La deuxième, qui implique une vision et un courage politique certains de la part des Pays Membres, devrait permettre à l’Union Européenne de faire valoir son point de vue comme représentant du plus grand et riche marché de la planète pour s’opposer vigoureusement aux tentations protectionnistes qu’une approche en ordre dispersé favorise et dont les conséquences désastreuses sont avérées.

 

C’est aussi comme détenteur de la deuxième monnaie de réserve mondiale qui peut prétendre jouer un rôle de contrepoids à la toute puissance du dollar US, que l’Europe peut s’imposer comme un acteur incontournable dans la réforme du système financier  qui se profile.

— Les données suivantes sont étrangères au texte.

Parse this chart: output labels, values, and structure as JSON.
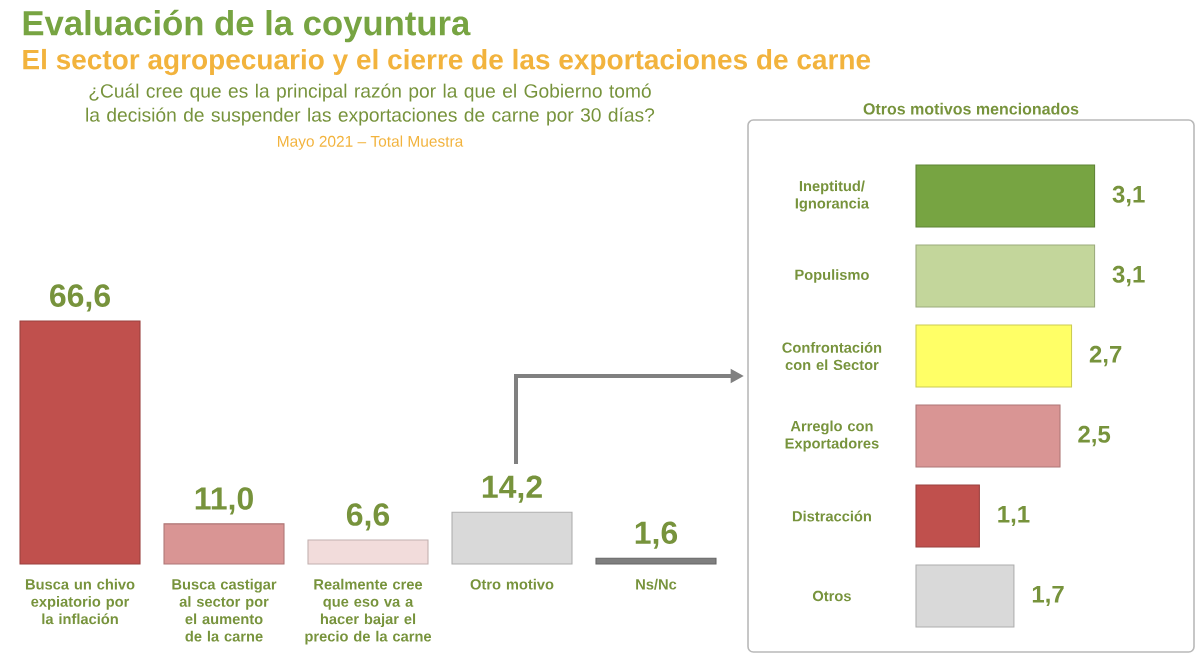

Cette approche est bien plus porteuse d’avenir que les constructions de monnaies synthétiques (DTS etc.) car ces dernières – dont l’usage effectif serait limité - ne réduiraient en rien, dans la pratique, la suprématie de la devise américaine.

 

 

C’est pourquoi, à la veille des élections européennes il faut poser clairement la question : veut-on une Europe forte et solidaire sur le plan interne capable de défendre l’intérêt de ses citoyens dans un monde globalisé où une coordination accrue doit s’imposer à tous, ou veut-on prendre le chemin nationaliste d’un repli identitaire désuet (en matière économique et financière en tous cas) qui, comme l’histoire du XXème siècle l’a montré, conduit inexorablement au conflit.

 

Dans le mouvement de balancier visant à rééquilibrer la place de la puissance publique dans la gouvernance mondiale, il est crucial de ne pas répéter les erreurs du passé et de conserver les acquis indéniables en matière de création de richesses dont un « système capitaliste ouvert et régulé » est porteur.

 

La politique menée par certains des « grands » pays européens, visant à pousser la dérive intergouvernementale de l’Union (piliers II et III)  au détriment  du supranational (pilier I) ne peut que conduire à l’affaiblissement permanent de l’Union qui sera amenée de plus en plus à subir son avenir au lieu de le gérer.

 

Il serait heureux que les candidats au Parlement Européen et les partis qui les soutiennent se déterminent clairement sur ces enjeux cruciaux afin d’éclairer leurs électeurs sur le rôle capital et constructif que l’Europe peut jouer dans la gestion de la crise qui préoccupe le citoyen au premier chef.